Six Claude Code releases in a week — v2.1.126 through v2.1.133. Most useful for teams: plugins can now be loaded from a remote .zip URL (easier to share custom workflows), the /model picker integrates with internal gateways, a new claude project purge command wipes all local agent state. One gotcha: in v2.1.133 the worktree default flipped back to branching from origin/<default> — if you relied on v2.1.128 behavior, set worktree.baseRef: "head" explicitly.

Petri donated to Meridian Labs. On May 8 Anthropic donated Petri, their open-source alignment evaluation tool, to Meridian Labs so it can develop independently. Pattern worth noticing: Anthropic spinning out alignment infrastructure to third parties (Meridian, Blender Development Fund, academic partnerships) rather than keeping everything in-house.

Tools of the Week

A theme this week: both Google Cloud and AWS shipped governance infrastructure for production AI agents. Same problem, two different answers — both worth knowing if you’re moving past prototypes into actual deployments.

Google Cloud Agent Gateway. Announced at Google Cloud Next ’26. Centralized policy and audit layer for everything agents do, with an ISV ecosystem of third-party security/governance tools that plug in. Most useful for teams running multiple agents in production who need a single place to enforce “what is each agent allowed to do, and who can see what they did.”

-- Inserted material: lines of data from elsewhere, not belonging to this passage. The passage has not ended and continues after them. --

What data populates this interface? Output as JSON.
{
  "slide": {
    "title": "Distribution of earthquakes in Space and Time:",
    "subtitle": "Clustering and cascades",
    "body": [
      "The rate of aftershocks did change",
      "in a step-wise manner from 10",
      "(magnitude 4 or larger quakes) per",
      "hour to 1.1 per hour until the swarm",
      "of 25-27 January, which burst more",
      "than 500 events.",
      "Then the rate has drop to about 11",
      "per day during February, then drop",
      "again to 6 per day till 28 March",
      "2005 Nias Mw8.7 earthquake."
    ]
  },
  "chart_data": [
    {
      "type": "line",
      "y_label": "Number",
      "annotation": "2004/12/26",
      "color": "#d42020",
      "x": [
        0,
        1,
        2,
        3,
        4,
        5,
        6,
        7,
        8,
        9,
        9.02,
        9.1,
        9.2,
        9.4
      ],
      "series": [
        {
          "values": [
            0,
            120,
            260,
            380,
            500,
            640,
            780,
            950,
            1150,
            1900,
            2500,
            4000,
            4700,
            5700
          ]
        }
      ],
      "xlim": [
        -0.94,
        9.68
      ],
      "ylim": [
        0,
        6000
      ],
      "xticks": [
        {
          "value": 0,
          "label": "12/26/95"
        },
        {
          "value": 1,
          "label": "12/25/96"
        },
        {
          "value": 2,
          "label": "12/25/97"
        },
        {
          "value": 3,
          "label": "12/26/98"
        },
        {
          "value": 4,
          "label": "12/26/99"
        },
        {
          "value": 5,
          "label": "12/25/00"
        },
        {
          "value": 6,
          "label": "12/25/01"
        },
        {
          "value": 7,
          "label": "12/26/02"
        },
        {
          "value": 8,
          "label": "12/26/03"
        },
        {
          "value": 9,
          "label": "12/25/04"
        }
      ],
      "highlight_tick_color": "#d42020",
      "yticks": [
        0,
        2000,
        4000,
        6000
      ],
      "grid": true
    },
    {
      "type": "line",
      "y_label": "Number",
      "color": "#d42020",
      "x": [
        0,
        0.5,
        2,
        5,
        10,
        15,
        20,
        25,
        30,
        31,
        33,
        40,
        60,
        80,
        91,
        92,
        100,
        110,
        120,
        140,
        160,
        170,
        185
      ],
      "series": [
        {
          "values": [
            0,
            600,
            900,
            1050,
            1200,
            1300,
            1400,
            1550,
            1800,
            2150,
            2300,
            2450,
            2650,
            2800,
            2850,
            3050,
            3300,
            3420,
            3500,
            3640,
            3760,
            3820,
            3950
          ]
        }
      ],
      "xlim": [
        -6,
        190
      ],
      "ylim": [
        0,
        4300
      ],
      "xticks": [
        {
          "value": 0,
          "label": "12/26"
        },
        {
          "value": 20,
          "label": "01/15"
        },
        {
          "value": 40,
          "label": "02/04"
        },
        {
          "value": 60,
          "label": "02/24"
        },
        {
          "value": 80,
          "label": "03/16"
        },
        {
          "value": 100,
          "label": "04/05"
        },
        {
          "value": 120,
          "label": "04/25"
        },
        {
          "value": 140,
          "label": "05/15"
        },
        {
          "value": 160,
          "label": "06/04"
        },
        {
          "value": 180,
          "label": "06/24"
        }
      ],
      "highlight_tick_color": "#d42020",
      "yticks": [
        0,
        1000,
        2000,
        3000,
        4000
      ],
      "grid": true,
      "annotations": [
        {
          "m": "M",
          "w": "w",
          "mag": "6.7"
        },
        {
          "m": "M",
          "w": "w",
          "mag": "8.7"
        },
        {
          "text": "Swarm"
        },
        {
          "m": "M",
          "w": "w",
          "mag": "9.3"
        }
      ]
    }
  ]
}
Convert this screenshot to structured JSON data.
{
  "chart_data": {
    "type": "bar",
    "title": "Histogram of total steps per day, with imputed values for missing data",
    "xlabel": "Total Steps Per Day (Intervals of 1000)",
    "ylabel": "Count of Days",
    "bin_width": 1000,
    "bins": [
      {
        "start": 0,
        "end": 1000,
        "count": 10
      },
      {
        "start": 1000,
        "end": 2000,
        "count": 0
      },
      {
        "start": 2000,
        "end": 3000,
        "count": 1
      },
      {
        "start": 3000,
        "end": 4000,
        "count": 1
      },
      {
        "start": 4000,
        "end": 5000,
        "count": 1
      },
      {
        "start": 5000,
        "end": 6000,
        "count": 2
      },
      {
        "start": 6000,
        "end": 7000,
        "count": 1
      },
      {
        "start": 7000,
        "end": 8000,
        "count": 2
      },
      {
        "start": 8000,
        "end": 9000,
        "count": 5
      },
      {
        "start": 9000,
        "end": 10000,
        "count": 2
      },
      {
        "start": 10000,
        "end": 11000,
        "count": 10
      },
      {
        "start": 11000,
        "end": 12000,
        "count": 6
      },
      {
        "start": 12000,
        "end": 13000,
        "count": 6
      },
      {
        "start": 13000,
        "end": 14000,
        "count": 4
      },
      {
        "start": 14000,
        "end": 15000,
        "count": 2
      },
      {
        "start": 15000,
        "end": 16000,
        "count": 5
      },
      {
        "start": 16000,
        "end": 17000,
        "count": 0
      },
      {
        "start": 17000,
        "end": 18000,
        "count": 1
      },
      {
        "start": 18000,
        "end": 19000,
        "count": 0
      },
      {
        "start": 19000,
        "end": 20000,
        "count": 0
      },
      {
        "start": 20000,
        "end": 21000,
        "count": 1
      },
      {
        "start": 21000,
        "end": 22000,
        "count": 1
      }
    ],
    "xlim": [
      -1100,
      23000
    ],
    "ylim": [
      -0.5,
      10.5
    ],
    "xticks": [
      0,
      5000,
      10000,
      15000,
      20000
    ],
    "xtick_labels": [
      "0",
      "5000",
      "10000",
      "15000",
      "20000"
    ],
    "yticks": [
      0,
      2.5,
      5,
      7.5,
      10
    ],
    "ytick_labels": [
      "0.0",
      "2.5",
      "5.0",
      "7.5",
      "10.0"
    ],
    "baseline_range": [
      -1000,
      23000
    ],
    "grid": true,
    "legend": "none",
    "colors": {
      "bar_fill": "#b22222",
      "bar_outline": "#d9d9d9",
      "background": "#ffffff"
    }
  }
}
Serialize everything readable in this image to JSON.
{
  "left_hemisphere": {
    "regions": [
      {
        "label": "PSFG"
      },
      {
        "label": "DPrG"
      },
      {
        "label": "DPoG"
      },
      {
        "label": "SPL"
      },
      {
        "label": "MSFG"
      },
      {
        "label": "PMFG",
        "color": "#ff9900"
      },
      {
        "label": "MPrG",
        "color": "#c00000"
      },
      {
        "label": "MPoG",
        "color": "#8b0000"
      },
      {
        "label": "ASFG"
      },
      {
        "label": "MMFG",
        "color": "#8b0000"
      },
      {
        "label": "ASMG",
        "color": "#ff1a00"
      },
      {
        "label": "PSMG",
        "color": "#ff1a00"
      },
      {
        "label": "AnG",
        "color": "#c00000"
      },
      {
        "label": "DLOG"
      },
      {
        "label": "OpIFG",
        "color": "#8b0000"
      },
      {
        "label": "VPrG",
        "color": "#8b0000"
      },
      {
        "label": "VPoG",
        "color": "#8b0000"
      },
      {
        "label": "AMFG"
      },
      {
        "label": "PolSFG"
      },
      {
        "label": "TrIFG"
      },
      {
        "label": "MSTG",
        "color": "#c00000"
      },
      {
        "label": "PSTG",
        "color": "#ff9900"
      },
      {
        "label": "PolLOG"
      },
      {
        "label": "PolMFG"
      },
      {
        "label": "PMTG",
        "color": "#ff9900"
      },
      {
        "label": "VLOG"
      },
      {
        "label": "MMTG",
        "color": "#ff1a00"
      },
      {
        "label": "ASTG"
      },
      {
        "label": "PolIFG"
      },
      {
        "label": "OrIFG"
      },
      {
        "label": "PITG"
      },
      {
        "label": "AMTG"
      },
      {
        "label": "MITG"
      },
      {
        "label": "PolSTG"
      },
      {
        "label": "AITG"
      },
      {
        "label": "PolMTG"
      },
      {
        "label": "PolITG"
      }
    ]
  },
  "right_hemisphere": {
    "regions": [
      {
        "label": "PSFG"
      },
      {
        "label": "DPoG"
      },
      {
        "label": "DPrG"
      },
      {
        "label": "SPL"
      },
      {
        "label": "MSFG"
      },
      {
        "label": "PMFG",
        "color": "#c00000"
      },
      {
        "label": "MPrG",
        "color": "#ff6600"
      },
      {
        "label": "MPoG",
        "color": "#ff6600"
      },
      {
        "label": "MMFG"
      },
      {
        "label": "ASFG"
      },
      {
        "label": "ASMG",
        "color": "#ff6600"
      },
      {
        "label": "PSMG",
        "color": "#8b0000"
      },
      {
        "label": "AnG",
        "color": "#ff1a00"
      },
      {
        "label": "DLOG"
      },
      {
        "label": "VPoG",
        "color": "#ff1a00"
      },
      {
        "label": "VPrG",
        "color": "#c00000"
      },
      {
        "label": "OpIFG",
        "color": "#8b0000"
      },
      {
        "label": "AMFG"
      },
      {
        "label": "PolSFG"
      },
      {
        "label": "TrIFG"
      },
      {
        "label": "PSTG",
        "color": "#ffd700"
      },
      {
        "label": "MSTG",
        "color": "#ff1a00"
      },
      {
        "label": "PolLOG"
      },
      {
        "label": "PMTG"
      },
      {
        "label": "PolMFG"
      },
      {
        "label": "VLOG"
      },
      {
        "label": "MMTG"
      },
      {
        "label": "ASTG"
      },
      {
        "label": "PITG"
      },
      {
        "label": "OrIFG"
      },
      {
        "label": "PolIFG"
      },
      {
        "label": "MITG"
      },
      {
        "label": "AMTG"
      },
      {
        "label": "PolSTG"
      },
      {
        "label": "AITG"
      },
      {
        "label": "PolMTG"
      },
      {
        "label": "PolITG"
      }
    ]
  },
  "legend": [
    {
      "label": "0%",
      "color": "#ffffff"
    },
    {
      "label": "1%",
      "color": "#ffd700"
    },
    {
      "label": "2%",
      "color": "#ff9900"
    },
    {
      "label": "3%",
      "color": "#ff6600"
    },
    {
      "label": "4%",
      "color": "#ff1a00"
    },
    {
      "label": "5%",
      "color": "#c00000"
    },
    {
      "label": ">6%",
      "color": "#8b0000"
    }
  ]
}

AWS Bedrock AgentCore Identity. Available as a standalone service this week. Solves a practical problem: when your agent calls an external API or internal service, what identity does it use? AgentCore Identity gives agents their own scoped identity that works across ECS, EKS, Lambda, or on-premises. Narrower than Google’s offering, more concrete — if you’re already on AWS, the more immediately usable of the two.

A year ago this category didn’t exist. The Karpathy framing earlier in this edition is the demand driver: shifting from vibe coding to agentic engineering means the supporting infrastructure (identity, governance, audit) has to ship in parallel.

AI at Tenvalleys

Brown bag — AI coding tools, four different paradigms. One of our engineers ran a session this week asking: are Claude Code, Codex, Copilot, and Cursor the same thing under different flags? The answer: no — four different paradigms.

– CLI Agent — Claude Code: terminal-first, 1M-token context, 80.8% on SWE-bench Verified. Best for complex refactoring; cost is the catch. – AI-Native IDE — Cursor: built around AI from day one, 72% suggestion acceptance among power users, BYOM. – Cloud Agent — OpenAI Codex: async, sandboxed, 4× more token-efficient than local CLI agents. – Extension — GitHub Copilot: fastest inline autocomplete, broadest IDE support, $10/mo — lowest barrier to entry.

The takeaway: stop picking the AI tool — build a stack. Power-user stack = Cursor + Claude Code. Enterprise stack = Copilot + Codex. Lands exactly where Karpathy did at Sequoia this week.